Part 32 (1/2)

I felt she was as glad to see me as though she had expected me.

”I feel you can help me,” I groped toward her.

”I hope I can.” She grasped my outstretched hands and led me to a chair which seemed to be waiting for me.

A strange gladness filled me.

”Bessie showed me the poem you told her to learn ...” I paused bewildered.

”Yes?” Her friendly eyes urged me to speak.

”From what Bessie told me I felt I could talk myself out to you what's bothering me.” I stopped again.

She leaned forward with an inviting interest. ”Go on! Tell me all.”

”I'm an immigrant many years already here, but I'm still seeking America. My dream America is more far from me than it was in the old country. Always something comes between the immigrant and the American,” I went on blindly. ”They see only his skin, his outside--not what's in his heart. They don't care if he has a heart.... I wanted to find some one that would look on me--myself ... I thought you'd know yourself on a person first off.”

Abashed at my boldness I lowered my eyes to the floor.

”Do go on ... I want to hear.”

With renewed courage I continued my confessional.

”Life is too big for me. I'm lost in this each-for-himself world. I feel shut out from everything that's going on.... I'm always fighting--fighting--with myself and everything around me.... I hate when I want to love and I make people hate me when I want to make them love me.”
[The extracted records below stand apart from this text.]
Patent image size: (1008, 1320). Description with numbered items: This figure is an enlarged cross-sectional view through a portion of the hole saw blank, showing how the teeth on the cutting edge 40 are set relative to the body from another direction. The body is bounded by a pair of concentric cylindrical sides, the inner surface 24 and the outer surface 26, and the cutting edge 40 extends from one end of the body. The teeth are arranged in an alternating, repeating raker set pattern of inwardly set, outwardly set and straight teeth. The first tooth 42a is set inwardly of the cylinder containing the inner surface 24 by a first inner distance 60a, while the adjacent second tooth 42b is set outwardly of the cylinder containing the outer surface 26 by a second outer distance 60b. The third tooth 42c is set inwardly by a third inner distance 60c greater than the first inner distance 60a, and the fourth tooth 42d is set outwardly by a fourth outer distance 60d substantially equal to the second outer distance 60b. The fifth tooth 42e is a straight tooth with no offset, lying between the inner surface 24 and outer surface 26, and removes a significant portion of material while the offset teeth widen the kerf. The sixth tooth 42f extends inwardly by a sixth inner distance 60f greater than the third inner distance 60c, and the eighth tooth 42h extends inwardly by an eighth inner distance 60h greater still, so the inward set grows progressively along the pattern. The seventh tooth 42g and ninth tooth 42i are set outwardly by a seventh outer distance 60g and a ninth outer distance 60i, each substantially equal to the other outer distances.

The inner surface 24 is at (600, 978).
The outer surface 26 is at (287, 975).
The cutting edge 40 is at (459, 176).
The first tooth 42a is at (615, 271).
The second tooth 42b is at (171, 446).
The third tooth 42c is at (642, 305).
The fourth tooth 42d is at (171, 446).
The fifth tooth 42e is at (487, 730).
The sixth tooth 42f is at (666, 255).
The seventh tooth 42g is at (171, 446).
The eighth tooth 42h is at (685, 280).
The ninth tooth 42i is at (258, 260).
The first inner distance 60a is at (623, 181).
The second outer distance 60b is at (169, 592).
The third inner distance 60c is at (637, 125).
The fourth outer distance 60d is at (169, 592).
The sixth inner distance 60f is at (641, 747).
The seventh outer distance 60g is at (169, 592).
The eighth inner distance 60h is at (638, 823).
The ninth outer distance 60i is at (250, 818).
She gave me a quick nod. ”I know--I know what you mean. Go on.”

”I don't know what is with me the matter. I'm so choked....
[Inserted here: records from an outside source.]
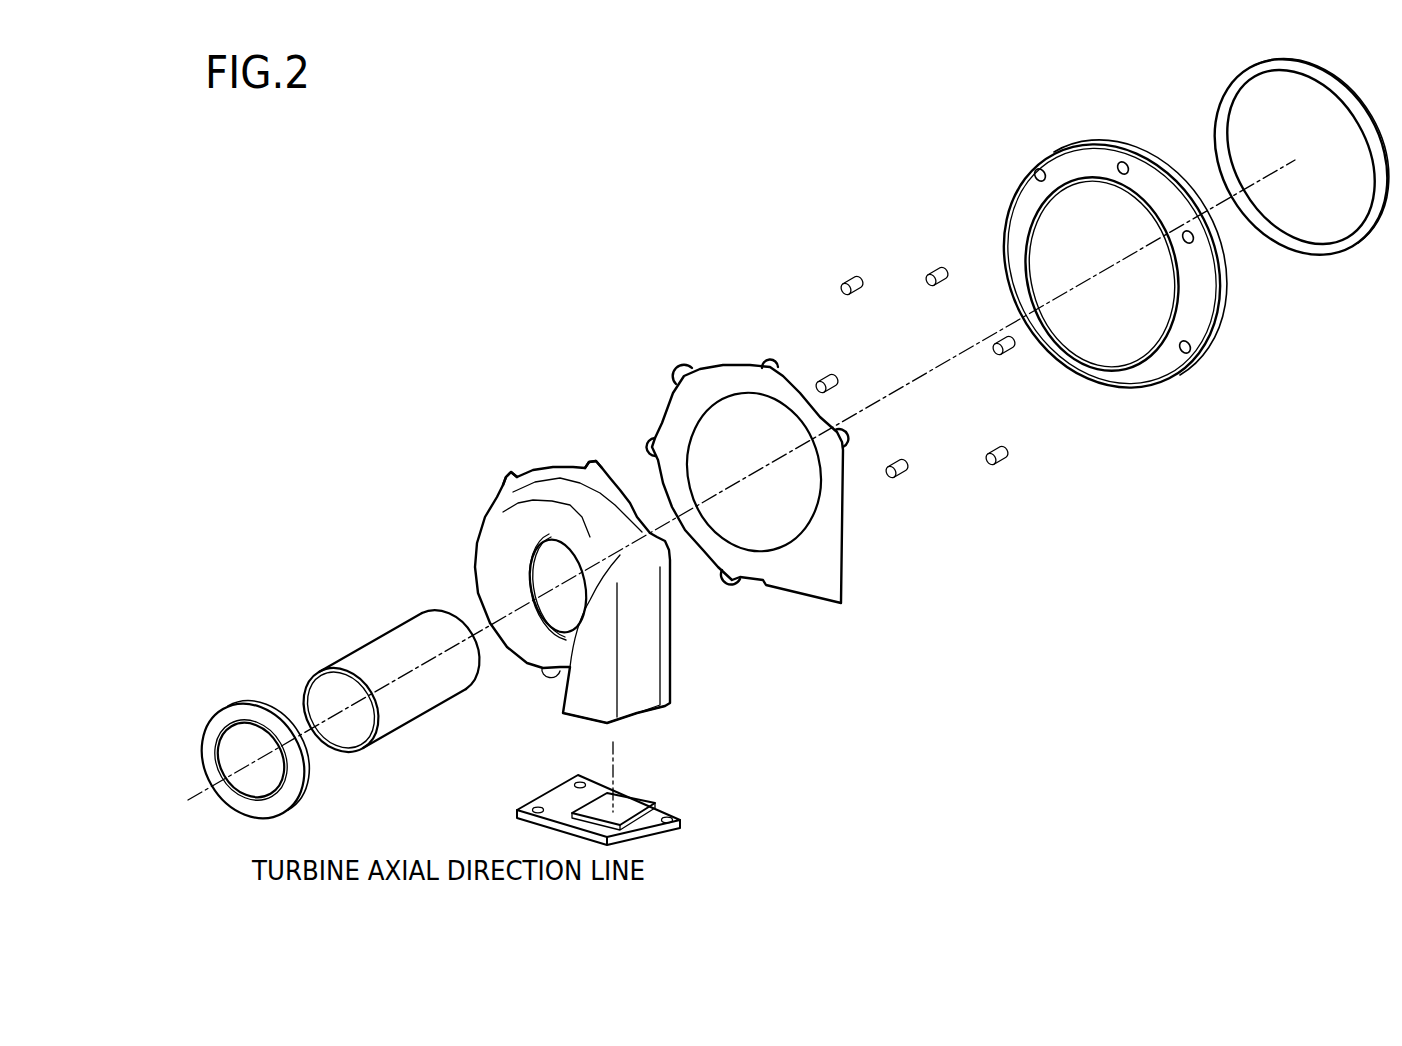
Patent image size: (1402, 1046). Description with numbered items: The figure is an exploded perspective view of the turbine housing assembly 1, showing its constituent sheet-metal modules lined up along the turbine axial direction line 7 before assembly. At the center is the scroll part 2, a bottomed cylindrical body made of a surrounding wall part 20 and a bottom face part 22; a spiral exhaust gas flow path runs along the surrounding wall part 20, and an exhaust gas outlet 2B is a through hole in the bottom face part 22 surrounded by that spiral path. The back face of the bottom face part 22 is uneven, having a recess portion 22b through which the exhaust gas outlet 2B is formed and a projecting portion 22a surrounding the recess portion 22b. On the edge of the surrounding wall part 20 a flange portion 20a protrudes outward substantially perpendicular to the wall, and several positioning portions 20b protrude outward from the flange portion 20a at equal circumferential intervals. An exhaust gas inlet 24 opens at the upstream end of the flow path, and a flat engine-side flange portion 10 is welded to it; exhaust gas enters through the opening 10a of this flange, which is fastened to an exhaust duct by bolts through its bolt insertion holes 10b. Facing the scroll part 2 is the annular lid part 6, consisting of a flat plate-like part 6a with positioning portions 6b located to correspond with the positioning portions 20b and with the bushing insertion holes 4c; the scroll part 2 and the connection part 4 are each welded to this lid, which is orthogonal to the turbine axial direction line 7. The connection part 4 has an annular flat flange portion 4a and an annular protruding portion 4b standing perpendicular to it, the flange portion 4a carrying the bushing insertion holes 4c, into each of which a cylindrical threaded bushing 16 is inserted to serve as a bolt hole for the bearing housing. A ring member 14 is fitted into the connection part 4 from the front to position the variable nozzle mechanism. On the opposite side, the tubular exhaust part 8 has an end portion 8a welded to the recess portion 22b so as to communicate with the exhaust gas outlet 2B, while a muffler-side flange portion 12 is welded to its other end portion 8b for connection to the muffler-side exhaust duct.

The turbine housing assembly 1 is at (447, 195).
The scroll part 2 is at (688, 554).
The exhaust gas outlet 2B is at (567, 582).
The connection part 4 is at (986, 267).
The flange portion 4a is at (1203, 283).
The protruding portion 4b is at (1180, 317).
The bushing insertion holes 4c is at (1182, 350).
The annular lid part 6 is at (731, 418).
The flat plate-like part 6a is at (832, 508).
The positioning portions 6b is at (683, 371).
The turbine axial direction line 7 is at (203, 793).
The exhaust part 8 is at (401, 702).
The end portion 8a is at (478, 663).
The other end portion 8b is at (343, 755).
The engine-side flange portion 10 is at (637, 793).
The opening 10a is at (580, 808).
The bolt insertion holes 10b is at (677, 815).
The muffler-side flange portion 12 is at (233, 722).
The ring member 14 is at (1220, 103).
The threaded bushing 16 is at (845, 279).
The surrounding wall part 20 is at (637, 612).
The flange portion 20a is at (557, 470).
The positioning portions 20b is at (503, 478).
The bottom face part 22 is at (420, 591).
The projecting portion 22a is at (500, 553).
The recess portion 22b is at (520, 590).
The exhaust gas inlet 24 is at (640, 722).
Sundays and holidays when the other girls go out to enjoy themselves, I walk around by myself--thinking--thinking.... My thoughts tear in me and I can't tell them to no one! I want to do something with my life and I don't know what.”

”I'm glad you came,” she said. And after a pause, ”You can help me.”

”Help you?” I cried. It was the first time that an American suggested that I could help her.

”Yes, indeed! I have always wanted to know more of that mysterious vibrant life--the immigrant. You can help me know my girls.”

The repression of centuries seemed to rush out of my heart. I told her everything--of the mud hut in Sukovoly where I was born, of the Czar's pogroms, of the constant fear of the Cossack, of Gedalyeh Mindel's letter and of our hopes in coming to America.

After I had talked myself out, I felt suddenly ashamed for having exposed so much, and I cried out to her: ”Do you think like the others that I'm all wrapped up in self?”